To inform the committee of performance in the areas of complaints, data incidents and requests for information made to the council over the municipal year 2022/23.

The committee considered a report on performance in the areas of complaints, data incidents and requests for information made to the council over the municipal year 2022/23.

The Information Governance Manager (IGM) informed the committee that the information held in the report was from 1 May 2022 to 30 April 2023. The following points were highlighted:

1.     The volumes of freedom of information (FOI) and environmental information regulations (EIR) requests fell slightly in comparison to the previous municipal year.

2.     The information governance team (IGT) have continued to see a steady decrease in requests received since April, however it was highlighted the number of subject to access (STA) requests had increased.

3.     The IGT are responsible for investigating data breaches and risk assessing and advising service areas of how to ensure that those breaches do no reoccur.

In response to committee questions, it was noted:

      I.         The information request process was explained.

     II.         The IGM informed the committee that where a similar request had been made previously or where they knew the information was held on the website or could be found quickly, these are being treated as “business as usual” rather than being recorded as an FOI.  

   III.         The IGM informed the committee of the disclosure log on the Councils website which members of the public can use to search published requests responded to since January 2022. The website also provides a frequently asked questions which suggests what the Information Governance Team (IGT) may not respond to founded on previous responses.

   IV.         The IGM provided the committee with examples of data incidents.

    V.         It was noted that the Council was moving across to Office 365 which meant address books are no longer shared which would decrease the number of emails being sent to the wrong recipient.

   VI.         The IGM confirmed that making employees aware of “phishing emails” is the responsibility of the IGT and that the team undertake “phish exercises” by sending out “spoof test” emails to employees at random. At the last test 6% of staff were found to still be clicking on the links which was felt to be too high and further reminder emails were sent out to all staff.

 VII.         Based on the Information Commissioner’s Office (ICO) guidance the IGM clarified that in order for a breach to meet the threshold for reporting an assessment would be carried out on the number of people involved, the information and the sensitivity of that information. The breach would then be scored. A score of two or above would be reviewed with the Ofwat's Senior Information Risk Owner (SIRO) before it is considered reporting to the ICO.

VIII.         It was reported of the breaches reported to the ICO over the last 12 months, the ICO have been pleased with the actions that the Council had taken and they considered that no further action was required from themselves.

   IX.         The IGM confirmed the status of the Councils storage and back-up systems.

The Complaints and Children’s Rights Manager (CCRM) informed the committee there had been an significant increase in complaints made from the previous year, this was thought to be due to the complaints procedure having been made more accessible to the public in particular Children and Families.

1.     The CCRM provided a brief overview of the operation of the Corporate Complaints Policy and Procedure, and of the separate Children’s Representations and Complaints Policy and Procedure.

2.     It was highlighted that more complaints were being dealt with “in house” by working with the relevant service areas and complainants by means of mediation.

In response to committee questions, it was noted:

       i.         The CCRM highlighted that although there had been an increase in Children's complaints the way in which complaints were assessed had been changed. The Local Government and Social Care Ombudsman (LGSCO) had issued much clearer guidance on assessing complaints and it was thought the increase was due to the complaints now being processed under the correct policy. The increase was thought to mean that members of the public felt they could complain, they would be listened too and that their concerns would be resolved.

     ii.         The CCRM explained that her team would try to resolve any issues for members of the public such as the retrieval of information or connecting them with a relevant members of the council in order to avoid going through the formal complaints procedure.

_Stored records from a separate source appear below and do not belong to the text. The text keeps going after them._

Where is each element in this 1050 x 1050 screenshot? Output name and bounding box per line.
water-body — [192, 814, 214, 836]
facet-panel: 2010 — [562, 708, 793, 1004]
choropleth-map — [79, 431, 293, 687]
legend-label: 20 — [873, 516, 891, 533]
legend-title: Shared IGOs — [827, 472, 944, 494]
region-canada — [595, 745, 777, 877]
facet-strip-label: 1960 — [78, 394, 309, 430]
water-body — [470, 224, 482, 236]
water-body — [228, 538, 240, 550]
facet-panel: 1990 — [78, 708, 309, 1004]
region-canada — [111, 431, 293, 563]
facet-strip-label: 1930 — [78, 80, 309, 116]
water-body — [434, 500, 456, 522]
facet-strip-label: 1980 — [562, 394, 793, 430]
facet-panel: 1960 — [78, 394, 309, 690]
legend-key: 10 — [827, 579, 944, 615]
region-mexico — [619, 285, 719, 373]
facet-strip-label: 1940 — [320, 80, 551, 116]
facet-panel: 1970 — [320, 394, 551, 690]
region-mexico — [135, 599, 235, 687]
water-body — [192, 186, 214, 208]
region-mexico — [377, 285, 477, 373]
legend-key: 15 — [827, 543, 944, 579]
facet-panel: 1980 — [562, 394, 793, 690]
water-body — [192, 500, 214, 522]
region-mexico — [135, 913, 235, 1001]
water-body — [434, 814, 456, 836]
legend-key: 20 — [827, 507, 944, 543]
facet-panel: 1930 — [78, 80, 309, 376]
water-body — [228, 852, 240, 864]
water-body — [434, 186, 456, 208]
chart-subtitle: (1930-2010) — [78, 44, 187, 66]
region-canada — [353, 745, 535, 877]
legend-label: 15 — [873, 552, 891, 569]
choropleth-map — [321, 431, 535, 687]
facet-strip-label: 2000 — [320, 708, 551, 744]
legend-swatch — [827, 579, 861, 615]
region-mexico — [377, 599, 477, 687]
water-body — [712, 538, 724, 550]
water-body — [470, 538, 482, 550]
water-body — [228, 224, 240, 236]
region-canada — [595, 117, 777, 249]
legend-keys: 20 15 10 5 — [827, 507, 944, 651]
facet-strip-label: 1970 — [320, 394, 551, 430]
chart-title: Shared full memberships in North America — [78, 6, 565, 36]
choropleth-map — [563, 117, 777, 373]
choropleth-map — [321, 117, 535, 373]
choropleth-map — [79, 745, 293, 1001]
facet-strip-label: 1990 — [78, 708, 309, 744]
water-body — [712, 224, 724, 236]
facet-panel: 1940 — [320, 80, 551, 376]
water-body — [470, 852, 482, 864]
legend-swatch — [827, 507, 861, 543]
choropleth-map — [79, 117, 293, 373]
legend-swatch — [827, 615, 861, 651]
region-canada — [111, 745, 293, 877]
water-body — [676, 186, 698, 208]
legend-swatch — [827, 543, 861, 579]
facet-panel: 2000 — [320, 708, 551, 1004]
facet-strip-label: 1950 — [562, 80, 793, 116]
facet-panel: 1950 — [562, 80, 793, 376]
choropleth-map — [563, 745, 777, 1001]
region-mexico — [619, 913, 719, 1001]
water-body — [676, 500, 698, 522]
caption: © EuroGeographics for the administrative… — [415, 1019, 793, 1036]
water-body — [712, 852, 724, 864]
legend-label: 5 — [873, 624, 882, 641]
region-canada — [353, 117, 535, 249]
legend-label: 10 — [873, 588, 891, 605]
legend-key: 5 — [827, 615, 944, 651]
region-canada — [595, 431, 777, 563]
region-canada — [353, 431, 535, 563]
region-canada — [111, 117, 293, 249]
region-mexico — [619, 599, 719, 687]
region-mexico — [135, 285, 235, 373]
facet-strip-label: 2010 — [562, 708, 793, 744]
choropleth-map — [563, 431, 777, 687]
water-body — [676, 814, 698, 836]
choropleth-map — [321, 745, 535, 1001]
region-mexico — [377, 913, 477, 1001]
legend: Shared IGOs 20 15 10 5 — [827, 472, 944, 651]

    iii.         In relation to a question surrounding the increase of escalations, the CCRM explained that it was her responsibility to inform everybody of their rights to complain. An example was given of a corporate complaint and that once investigated if the complainant was not content with the response, they have a right to go to the ombudsman. She was unconcerned with the increase as the public were being made more aware of their rights to escalate their complaints.

    iv.         The CCRM confirmed that there was no “laid down” procedure for informal resolutions. Some examples of recurring themes and resolutions were given from the Economy and Environment and Children’s and Families Directorates.

     v.         Quarterly reports are sent to directorate management teams which highlight the areas of complaints and recommend action to be taken, complaints trend data can be actively used to anticipate problem areas for service users and training needed for council staff.

It was highlighted that although some of the aspects of the Annual review of the council’s Information Requests and Complaints report align with the Audit and Governance Committee functions it was not currently listed under the committees terms of reference and the Head of Legal service in conjunction with the Monitoring Officer would determine whether this report was presented to the Committee moving forward.

Resolved:

That the information set out in the report regarding requests for information, data protection compliance and complaints over the past year has been reviewed.

Action 2023/24-016 The Head of Legal service in conjunction with the Monitoring Officer conclude whether this report is still presented to the Audit and Governance Committee moving forward.